Fortunately for dance fans, she returned in 2011 and is doing better than ever. She's slated to perform in the Alvin Ailey classic "Revelations" in a U.S. tour including a stint in New York in December 2014.
For Mack, the back pain that's the hallmark of AS didn’t start until recently, she says. The goal of aggressive ankylosing spondylitis treatment is to keep the condition from progressing and offer pain relief. Since her diagnosis, she's been on various regimens of combination therapy attempting to do just that.
“I still have pain,” she says. “All dancers have pain, but for me it’s scary, because it can affect any joint at any time.”

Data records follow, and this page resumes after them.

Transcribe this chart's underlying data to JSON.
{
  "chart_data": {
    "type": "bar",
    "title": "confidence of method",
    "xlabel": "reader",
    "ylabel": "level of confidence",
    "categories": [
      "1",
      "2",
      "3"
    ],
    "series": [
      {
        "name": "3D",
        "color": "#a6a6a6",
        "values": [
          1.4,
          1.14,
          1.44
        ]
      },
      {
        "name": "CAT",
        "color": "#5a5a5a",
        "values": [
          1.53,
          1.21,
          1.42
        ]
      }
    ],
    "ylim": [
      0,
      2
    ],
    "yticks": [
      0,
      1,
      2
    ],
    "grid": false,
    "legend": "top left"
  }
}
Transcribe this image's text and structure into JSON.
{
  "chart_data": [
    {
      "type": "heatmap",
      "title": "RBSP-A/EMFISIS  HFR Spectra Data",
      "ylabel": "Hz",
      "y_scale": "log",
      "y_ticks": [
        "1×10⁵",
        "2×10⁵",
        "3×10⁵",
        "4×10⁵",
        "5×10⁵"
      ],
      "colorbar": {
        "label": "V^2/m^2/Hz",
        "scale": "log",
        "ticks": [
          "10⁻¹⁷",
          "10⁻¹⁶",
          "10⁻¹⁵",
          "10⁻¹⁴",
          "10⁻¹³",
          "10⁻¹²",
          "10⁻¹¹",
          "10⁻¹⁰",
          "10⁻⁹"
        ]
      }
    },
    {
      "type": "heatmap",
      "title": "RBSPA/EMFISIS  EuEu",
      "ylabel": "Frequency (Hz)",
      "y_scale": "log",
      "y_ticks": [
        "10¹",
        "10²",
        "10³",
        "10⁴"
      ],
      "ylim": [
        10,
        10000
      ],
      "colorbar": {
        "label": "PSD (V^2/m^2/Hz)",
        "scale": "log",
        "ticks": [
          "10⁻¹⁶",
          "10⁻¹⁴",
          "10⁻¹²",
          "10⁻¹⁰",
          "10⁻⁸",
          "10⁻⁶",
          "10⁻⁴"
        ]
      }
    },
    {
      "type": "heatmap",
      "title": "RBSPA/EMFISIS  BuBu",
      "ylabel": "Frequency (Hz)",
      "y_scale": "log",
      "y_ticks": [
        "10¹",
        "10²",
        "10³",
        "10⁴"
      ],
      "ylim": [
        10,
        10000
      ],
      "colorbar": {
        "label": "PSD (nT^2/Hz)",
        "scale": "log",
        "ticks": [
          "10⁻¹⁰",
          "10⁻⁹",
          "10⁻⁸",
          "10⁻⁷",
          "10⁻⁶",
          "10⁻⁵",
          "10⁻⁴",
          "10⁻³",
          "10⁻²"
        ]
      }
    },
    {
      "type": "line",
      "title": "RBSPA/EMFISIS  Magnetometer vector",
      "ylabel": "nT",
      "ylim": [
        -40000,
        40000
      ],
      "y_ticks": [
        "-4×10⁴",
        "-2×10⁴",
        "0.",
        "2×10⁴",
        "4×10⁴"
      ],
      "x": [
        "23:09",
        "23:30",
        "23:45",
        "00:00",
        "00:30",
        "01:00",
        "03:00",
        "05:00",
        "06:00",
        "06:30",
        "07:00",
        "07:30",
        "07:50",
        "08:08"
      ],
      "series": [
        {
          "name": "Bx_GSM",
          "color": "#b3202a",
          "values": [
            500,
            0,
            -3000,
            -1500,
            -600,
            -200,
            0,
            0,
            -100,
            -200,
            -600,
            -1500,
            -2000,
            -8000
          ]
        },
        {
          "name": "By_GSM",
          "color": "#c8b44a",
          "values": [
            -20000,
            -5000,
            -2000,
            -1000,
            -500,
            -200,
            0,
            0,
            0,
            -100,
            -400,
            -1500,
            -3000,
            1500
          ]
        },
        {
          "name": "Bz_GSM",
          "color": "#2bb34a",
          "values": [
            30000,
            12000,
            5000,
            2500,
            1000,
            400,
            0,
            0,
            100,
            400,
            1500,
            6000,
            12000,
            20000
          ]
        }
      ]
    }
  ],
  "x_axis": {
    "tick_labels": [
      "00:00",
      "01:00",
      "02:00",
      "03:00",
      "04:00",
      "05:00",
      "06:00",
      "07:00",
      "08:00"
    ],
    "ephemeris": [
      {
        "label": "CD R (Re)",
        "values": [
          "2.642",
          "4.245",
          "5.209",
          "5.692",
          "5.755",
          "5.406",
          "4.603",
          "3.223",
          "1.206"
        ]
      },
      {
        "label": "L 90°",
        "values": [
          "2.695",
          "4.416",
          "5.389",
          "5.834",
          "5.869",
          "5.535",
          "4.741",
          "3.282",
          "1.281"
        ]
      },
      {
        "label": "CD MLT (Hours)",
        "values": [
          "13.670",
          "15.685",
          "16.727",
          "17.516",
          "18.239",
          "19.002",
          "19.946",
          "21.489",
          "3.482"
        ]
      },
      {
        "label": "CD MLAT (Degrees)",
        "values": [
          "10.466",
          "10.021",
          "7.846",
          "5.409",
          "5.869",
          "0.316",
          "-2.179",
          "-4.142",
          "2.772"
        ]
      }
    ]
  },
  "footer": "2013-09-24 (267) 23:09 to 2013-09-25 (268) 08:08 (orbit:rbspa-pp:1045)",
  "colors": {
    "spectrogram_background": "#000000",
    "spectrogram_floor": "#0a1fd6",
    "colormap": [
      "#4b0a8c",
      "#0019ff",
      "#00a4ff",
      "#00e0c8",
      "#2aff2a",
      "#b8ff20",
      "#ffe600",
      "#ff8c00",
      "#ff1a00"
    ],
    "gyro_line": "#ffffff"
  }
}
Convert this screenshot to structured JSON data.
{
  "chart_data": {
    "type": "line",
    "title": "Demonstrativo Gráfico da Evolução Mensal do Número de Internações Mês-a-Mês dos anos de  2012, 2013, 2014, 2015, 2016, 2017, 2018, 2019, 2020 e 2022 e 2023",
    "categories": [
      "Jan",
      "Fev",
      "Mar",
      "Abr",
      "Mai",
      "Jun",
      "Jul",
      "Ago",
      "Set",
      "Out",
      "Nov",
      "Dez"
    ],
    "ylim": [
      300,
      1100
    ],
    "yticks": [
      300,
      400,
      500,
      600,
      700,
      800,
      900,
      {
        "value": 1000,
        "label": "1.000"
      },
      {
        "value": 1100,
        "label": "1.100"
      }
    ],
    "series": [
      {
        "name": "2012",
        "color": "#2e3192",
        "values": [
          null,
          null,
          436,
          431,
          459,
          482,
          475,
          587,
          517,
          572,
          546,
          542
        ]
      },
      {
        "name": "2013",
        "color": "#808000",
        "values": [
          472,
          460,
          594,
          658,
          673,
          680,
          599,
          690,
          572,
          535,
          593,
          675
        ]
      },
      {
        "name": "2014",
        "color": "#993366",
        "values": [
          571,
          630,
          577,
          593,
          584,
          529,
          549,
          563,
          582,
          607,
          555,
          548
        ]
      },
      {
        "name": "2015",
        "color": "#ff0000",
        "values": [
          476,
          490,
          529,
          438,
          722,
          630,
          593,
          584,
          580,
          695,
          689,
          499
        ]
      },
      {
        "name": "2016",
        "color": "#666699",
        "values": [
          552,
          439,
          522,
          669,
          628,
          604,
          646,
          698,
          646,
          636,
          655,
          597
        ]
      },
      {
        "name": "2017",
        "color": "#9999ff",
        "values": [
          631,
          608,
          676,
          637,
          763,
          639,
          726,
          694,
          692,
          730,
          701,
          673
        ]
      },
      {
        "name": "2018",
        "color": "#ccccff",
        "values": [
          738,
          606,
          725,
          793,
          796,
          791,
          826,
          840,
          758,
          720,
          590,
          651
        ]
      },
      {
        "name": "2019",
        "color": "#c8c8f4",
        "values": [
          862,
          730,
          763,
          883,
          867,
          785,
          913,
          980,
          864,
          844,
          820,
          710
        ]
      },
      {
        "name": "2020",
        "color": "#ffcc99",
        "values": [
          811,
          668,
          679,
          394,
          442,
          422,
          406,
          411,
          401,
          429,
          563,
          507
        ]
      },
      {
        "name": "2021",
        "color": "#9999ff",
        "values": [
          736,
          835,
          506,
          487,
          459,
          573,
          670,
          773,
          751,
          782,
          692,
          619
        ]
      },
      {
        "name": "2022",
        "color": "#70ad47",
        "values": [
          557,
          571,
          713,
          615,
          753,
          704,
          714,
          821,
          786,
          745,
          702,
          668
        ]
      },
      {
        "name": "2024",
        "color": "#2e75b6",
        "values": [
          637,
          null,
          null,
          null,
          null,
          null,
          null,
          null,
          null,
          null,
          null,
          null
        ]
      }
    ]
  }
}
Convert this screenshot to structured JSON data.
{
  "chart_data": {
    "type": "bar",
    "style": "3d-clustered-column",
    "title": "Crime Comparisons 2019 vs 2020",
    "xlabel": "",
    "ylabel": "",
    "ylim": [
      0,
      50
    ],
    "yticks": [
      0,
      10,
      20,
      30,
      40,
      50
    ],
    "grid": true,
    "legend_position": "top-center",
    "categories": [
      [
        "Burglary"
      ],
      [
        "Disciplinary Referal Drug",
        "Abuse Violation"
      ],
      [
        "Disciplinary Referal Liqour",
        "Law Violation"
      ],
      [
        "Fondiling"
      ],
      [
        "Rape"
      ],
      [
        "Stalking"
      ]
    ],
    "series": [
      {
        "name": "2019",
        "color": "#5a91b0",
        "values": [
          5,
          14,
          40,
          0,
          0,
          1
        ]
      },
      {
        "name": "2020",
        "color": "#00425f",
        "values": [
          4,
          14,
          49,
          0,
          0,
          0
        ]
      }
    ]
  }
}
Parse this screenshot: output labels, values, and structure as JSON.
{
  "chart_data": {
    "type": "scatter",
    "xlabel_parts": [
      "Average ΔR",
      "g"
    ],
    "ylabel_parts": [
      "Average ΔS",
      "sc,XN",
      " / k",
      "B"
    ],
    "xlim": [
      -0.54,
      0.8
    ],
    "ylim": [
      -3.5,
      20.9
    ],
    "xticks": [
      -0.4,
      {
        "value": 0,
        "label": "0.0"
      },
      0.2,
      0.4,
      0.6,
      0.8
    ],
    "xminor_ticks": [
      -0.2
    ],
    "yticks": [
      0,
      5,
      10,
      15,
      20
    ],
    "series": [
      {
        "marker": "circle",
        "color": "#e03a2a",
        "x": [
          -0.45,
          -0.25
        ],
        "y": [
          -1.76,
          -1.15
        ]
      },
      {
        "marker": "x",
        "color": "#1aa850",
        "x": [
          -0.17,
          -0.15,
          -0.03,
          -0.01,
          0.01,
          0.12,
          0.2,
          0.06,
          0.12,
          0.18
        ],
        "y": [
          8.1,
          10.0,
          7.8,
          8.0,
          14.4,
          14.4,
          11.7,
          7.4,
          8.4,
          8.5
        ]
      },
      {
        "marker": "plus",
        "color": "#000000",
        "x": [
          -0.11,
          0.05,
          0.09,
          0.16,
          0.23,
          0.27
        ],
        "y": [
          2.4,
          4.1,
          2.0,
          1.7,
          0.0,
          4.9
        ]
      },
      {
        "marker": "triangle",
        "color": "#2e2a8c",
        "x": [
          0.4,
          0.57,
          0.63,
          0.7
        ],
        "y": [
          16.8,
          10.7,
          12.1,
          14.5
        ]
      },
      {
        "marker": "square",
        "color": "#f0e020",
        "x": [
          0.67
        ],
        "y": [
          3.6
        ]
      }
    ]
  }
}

Signs and Symptoms of Ankylosing Spondylitis
According to the American College of Rheumatology, approximately 80 percent of people across the globe will have back pain at some point in their lives — and that's partly why it's so difficult to diagnose ankylosing spondylitis, says Susan Goodman, MD, a rheumatologist with the Hospital for Special Surgery in New York City and an associate professor of medicine at Weill Cornell Medical College. “Back pain is one of the main reasons people see a doctor, and of those individuals, only a small percentage have inflammation as a cause of the pain," she says. “Ankylosing spondylitis does get missed. The inflammation in spinal joints isn’t always seen on scans, and it takes years of pain and inflammation for damage to be visible on an X-ray. The best thing that can be done is to look at a person’s health history.”
If you’re concerned that you may have AS, Dr. Goodman's advice is to see a doctor if your back pain is worse in the morning, because morning stiffness indicates it could be ankylosing spondylitis. Other causes of back pain get worse as the day goes on. “And back pain from ankylosing spondylitis feels better with exercise, not worse like other types of back pain,” she says.
Another clue may be that your back and joint pain feels better if you take nonsteroidal anti-inflammatory drugs or NSAIDs. Getting a blood test for the HLA-B27 gene can add another piece to the puzzle, Goodman says.
As Mack shows, living with AS doesn’t mean you can’t have a full and active life.